Conversation
|
@microsoft-github-policy-service agree |
|
Have you tried this on the modded_nanogpt repo? What were the results? |
|
I haven't tried it there, I've been working on nanoPLM which is a framework for Protein Language Model experimentation in both distillation and pretraining (my focus have been on the latter). I don't think the intuition behind the paper (generalization) aligns with the goal of modded-nanogpt (eval loss wallclock speedrunning), so I didn't bother testing under those constraints, but in our usecase, skipupdate did improve the loss and downstream tasks slightly, albeit on limited model size. We're still waiting for access to clusters for the larger scale ablations but testing SkipUpdate and Magma on larger scale models/datasets is in our list of experiments. |
|
I tried it in modded_nanogpt---it's somewhat worse than normuon there. I also tried a 1B parameters/100B tokens run. It started out superior but gradually fell behind as the system became better optimized. Overall, my impression is that there's a useful thig here, but we perhaps do not have the right expression of it. |
|
was this using Magma or Skipupdate? and what were the parameters? |
|
skip_update_prob = 0.9 , magma = 0.5. I'll try some more variations. |
|
Skipupdate at 0.9 is way too aggressive no? IIRC I tested at 0.5 and it was performing better than stock |
|
In the modded_nanogpt codebase hack, the meaning of p was inverted, so that was a 0.1 chance of skipping. After a parameter scan there I haven't been able to find something helpful. p(keep)={0.9,0.7,0.5} x tau{--,0.5,1.0}. |
Implements two stochastic update masking techniques from arxiv.org/abs/2602.15322 for both Muon and NorMuon.
SkipUpdate (skip_update_prob): at each step, each parameter matrix is independently kept with probability p or zeroed out with probability 1-p. Surviving updates are rescaled by 1/p to stay unbiased in expectation. Moment buffers always update densely regardless of the skip.
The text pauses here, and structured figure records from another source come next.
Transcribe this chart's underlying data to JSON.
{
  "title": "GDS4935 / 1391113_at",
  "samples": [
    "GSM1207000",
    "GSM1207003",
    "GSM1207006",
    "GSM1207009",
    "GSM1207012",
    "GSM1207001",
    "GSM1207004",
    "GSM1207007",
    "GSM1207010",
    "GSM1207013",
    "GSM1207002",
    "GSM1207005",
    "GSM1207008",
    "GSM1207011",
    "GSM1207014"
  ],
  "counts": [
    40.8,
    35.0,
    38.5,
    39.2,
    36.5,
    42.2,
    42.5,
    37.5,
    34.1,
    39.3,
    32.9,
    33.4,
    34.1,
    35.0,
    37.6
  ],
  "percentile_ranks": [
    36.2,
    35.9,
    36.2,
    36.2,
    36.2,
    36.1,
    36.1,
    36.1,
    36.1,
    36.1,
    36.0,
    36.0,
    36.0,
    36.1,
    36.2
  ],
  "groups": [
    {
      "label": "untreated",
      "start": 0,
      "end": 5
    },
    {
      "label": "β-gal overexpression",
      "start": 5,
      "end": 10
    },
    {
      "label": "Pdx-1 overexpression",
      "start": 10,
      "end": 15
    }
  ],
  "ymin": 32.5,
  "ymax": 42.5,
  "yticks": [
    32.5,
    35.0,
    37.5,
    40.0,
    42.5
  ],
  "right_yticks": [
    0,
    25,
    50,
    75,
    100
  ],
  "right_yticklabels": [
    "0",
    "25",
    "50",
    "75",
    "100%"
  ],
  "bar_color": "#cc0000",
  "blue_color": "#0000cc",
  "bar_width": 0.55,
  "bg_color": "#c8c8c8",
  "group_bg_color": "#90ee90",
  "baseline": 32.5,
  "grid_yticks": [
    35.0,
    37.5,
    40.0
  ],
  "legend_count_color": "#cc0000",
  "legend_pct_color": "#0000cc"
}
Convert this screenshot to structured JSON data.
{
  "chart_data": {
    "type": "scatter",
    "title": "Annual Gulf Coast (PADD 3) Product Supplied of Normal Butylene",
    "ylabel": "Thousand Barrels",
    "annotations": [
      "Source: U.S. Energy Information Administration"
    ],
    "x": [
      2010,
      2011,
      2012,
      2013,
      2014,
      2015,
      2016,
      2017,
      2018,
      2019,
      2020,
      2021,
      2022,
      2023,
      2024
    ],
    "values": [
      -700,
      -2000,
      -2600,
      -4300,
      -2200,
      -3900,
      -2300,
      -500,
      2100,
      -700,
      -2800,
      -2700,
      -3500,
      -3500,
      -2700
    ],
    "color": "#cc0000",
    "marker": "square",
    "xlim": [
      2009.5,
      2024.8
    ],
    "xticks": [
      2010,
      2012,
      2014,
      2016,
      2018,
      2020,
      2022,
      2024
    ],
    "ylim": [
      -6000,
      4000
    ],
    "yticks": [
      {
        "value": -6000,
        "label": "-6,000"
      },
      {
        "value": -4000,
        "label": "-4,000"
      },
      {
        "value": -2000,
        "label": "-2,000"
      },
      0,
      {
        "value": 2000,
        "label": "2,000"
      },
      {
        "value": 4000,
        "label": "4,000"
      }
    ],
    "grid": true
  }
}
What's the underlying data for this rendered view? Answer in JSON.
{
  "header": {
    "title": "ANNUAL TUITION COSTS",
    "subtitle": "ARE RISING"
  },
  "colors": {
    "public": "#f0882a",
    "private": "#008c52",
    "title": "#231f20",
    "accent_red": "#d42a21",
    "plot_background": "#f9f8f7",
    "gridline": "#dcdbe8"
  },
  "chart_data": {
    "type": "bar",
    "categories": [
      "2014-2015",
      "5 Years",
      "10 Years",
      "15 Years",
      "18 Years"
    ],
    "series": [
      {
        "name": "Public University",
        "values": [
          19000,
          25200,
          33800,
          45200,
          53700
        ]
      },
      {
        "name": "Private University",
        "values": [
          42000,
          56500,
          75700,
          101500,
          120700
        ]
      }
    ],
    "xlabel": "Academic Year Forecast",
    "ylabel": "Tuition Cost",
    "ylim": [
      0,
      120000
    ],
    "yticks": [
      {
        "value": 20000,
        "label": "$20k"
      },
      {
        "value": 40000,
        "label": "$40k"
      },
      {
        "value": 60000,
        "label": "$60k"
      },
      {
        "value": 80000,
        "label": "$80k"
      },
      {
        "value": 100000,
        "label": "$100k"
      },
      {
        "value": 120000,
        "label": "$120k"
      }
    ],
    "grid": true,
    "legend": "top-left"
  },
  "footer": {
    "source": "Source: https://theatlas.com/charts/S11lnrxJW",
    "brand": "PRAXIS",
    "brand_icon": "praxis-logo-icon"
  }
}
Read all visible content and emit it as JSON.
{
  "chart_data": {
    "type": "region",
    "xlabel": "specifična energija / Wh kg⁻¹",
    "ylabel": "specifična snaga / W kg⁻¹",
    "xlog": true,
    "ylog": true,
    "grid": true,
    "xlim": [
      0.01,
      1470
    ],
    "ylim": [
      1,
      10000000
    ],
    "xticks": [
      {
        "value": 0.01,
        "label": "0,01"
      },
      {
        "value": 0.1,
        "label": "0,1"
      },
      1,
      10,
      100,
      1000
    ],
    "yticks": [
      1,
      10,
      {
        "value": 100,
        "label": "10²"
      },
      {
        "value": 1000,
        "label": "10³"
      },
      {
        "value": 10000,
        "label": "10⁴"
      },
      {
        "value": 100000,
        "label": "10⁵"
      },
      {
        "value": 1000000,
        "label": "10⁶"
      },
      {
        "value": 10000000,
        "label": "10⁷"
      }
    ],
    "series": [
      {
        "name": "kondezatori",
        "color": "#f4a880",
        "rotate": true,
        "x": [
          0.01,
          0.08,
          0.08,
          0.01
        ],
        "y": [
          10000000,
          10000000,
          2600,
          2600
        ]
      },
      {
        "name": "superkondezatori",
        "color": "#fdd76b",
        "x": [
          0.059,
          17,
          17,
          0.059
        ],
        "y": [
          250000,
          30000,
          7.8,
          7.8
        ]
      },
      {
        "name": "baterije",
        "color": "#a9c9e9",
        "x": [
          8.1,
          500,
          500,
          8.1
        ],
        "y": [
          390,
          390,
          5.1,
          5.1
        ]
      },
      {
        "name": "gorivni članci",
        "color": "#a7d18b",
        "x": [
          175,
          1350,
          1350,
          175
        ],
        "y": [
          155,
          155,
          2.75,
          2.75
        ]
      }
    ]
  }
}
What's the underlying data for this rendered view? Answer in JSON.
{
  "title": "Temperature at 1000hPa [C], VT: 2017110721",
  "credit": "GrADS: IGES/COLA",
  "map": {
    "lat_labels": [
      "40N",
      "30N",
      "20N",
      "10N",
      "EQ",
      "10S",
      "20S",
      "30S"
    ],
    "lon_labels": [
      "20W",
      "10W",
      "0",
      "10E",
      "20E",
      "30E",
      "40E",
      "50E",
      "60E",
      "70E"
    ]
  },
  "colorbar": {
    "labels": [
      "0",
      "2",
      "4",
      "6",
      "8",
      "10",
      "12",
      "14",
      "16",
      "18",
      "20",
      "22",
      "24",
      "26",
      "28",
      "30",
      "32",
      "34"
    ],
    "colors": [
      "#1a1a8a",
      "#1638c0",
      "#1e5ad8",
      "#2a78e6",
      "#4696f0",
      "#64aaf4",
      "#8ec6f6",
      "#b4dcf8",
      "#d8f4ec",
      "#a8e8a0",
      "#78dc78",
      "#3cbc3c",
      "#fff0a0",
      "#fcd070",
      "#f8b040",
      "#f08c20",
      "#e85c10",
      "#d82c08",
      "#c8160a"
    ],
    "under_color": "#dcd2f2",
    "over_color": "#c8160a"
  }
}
Magma (magma_tau): replaces the fixed 1/p rescaling with an adaptive EMA scale driven by momentum-gradient cosine similarity:
The scale is intentionally biased (no 1/s_t correction), the paper found unbiased variants to be unstable. Bernoulli masking is still applied on top.
Both features are opt-in and off by default (None). For NorMuon, the mask is applied after the neuron-normalization step so both moment buffers (momentum and variance_neuron) always update densely, consistent with the paper's intent.